Da die Mitarbeiter_innen externer Träger nicht mehr in den Anstalten tätig sind, sind besonders die Angebote im Rahmen der Suchtberatung eingeschränkt. Dies betrifft die Therapievermittlung und das Übergangsmanagement zu Einrichtungen des regionalen Suchthilfesystems. Die Substitution von Drogenabhängigen nach der Entlassung ist durch den Goodwill behandelnder Ärzt_innen, die in Vorleistung gehen, häufig gesichert.

Therapieeinrichtungen folgen zumeist der Empfehlung der Deutschen Rentenversicherung, keine Neuaufnahmen mehr durchzuführen. Auch wenn noch einzelne Aufnahmen mit der Vorgabe erfolgen, dass der medizinische Dienst der Anstalten Infektionsfreiheit bescheinigt, platzen Aufnahmetermine mit der Folge einer weiteren Inhaftierung. Corona hebelt den §35 BtMG (Therapie statt Strafe) aus.

Eintrittskarte für alle Hilfen im Übergangsmanagement ist ein gültiger Ausweis. Er ist Grundlage für die Anmeldung und für die Beantragung von Sozialleistungen. Da die Stadtverwaltungen den Öffentlichkeitsverkehr weitgehend eingestellt haben und Gefangene nicht mehr zu den Passstellen ausgeführt werden, werden keine Personalausweise mehr ausgestellt. Gefangene werden darauf verwiesen, nach der Entlassung bei den Meldeämtern einen vorläufigen Ausweis mit einer Gültigkeitsdauer von drei Monaten zu beantragen.

Die Ärmsten und Hilfebedürftigsten trifft es am härtesten

Die Corona-Pandemie trifft Inhaftierte und Haftentlassene in besonderem Maße. Inhaftierte sind in ihren Handlungsmöglichkeiten stark eingeschränkt, können nicht einfach mal so anrufen, vorsprechen oder per eMail Nachfragen stellen. Viele bedürfen der Vorsprache, Begleitung und persönlichen Unterstützung. Genau diese sozialen Dienstleistungen sind weggebrochen.
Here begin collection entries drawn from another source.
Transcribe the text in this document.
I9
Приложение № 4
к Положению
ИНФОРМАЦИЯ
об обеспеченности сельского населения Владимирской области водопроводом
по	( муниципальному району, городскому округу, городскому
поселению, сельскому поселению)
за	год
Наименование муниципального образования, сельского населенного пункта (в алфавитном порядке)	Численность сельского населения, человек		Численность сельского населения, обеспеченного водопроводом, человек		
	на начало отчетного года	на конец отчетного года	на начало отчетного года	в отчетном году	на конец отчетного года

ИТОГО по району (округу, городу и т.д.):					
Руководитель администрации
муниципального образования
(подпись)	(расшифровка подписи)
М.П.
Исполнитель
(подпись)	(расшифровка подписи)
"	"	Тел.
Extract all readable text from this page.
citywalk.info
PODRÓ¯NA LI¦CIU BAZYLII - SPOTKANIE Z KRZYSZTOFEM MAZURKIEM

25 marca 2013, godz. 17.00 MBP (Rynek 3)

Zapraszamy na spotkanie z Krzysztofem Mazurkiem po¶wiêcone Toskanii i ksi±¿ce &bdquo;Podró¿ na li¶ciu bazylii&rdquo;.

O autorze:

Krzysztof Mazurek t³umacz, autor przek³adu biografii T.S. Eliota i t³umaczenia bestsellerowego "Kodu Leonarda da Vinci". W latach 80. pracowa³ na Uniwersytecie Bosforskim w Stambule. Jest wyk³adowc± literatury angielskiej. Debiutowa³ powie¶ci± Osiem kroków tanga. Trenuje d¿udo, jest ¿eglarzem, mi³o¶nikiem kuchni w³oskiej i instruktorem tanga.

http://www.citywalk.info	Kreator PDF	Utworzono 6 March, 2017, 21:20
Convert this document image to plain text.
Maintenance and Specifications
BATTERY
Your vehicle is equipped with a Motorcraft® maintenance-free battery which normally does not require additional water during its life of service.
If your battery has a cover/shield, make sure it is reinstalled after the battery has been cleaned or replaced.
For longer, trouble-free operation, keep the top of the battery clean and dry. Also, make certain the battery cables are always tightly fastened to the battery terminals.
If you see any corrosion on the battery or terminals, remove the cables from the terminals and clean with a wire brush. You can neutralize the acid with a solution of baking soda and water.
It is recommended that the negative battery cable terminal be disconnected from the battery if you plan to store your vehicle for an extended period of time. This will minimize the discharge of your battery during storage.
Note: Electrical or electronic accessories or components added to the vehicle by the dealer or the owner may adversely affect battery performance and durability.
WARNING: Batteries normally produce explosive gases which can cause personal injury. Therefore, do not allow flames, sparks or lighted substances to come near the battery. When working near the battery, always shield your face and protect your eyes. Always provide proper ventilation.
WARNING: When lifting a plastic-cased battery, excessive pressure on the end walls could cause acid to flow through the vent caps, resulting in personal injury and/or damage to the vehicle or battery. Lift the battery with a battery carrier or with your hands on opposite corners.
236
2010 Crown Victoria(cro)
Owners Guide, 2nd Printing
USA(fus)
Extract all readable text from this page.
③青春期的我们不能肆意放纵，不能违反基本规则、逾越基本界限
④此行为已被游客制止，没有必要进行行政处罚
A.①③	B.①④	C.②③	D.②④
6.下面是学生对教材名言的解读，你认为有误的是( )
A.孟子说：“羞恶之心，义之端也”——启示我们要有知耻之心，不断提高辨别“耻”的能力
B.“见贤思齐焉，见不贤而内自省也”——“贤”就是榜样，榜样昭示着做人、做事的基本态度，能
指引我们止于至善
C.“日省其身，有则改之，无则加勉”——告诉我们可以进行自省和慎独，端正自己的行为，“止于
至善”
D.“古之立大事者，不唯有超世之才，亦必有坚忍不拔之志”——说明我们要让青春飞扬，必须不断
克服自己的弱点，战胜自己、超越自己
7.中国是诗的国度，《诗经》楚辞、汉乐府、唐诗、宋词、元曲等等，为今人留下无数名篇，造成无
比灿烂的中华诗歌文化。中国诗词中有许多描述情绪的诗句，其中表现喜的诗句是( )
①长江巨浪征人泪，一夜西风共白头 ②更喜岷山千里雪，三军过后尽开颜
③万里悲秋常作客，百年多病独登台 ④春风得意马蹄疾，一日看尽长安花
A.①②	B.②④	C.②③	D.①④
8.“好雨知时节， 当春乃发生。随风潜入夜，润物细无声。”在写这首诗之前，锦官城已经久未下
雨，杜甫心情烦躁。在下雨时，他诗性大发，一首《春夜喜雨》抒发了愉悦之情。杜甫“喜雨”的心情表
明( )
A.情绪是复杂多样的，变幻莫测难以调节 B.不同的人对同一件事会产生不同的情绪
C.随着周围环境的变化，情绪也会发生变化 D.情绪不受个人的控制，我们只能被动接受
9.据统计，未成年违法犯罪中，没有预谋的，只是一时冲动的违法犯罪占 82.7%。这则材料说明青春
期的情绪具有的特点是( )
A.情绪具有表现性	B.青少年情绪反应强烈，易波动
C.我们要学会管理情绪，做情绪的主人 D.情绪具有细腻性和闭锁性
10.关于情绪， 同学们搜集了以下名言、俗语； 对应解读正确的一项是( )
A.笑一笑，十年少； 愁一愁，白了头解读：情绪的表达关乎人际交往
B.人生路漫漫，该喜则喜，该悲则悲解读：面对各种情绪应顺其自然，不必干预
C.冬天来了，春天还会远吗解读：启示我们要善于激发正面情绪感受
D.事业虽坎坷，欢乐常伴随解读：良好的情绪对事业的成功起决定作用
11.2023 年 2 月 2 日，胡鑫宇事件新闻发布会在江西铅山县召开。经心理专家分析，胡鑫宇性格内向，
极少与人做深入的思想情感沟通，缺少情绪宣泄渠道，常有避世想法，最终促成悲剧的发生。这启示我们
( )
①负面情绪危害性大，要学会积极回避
Die Corona-Krise hat massive Auswirkungen auf die Entlassenen, die auf intensive Unterstützung angewiesen sind: die Hilflosen, Überforderten, Unselbständigen, die, die keine Kontakte haben, die Kranken und die Armen.

Nach Corona: was dann?

Nach den Erfahrungen der vollzuglichen Sozialdienste waren alle Mitarbeiter_innen bei Behörden und Trägern hilfsbereit und gewillt, konstruktive und auch kreative Lösungen zu finden. Die widersprüchlichen Informationen, die von der Zeit überholten Auskünfte waren der Unsicherheit und der Hilflosigkeit in einer bisher nicht dagewesenen Situation geschuldet. Alle Beteiligten – intern wie extern – haben nach bestem Wissen und Gewissen ihre Entscheidungen getroffen. Kritik an Einzelentscheidungen ist aufgrund der Ausnahmesituation nicht angebracht. Dennoch muss die Frage erlaubt sein, was wir aus Corona für die Zeit nach Corona und für weitere Krisen lernen können.

Corona zeigt uns Grenzen auf, Grenzen im Einzelfall, aber auch Grenzen im System. Es darf nicht sein, dass der Hilfe bedürftige Gefangene in ungeklärte Situationen entlassen werden und keine Unterstützung erfahren. Er darf aber auch nicht sein, dass einzelne Mitarbeiter_innen – gleichgültig, ob im Vollzug, in der Bewährungshilfe oder bei freien Trägern tätig – aufwendig und frustrierend in jedem Einzelfall neu klären muss, wie jemand einen Personalausweise bekommt, ob und wo jemand einen Leistungsanspruch hat oder ob und wann welche Krankenversicherung jemanden aufnimmt. Diese beispielhafte Aufzählung zeigt die gravierenden Mängel im System, die die Corona-Pandemie deutlich fokussiert hat. Alle Bereiche treffen für sich isoliert Entscheidungen. Die Integration Haftentlassener ist aber eine gesamtgesellschaftliche AufgabeFootnote 11. Diese wird auf dem Rücken der Betroffenen und Mitarbeiter_innen ausgetragen, statt sich mit dem ernsthaften Willen an einen Tisch zu setzen und Lösungen zu wollen, indem formales Zuständigkeitsdenken überwunden wird und rechtliche Bestimmungen modifiziert und übergreifende Kooperationsvereinbarungen geschlossen werden. In der Krise liegt die Chance. Wenn Corona dazu führen sollte, endlich die allseits bekannten übergreifenden Probleme in gesamtgesellschaftlicher Verantwortung zu lösen, wäre der Krise etwas Positives abzugewinnen.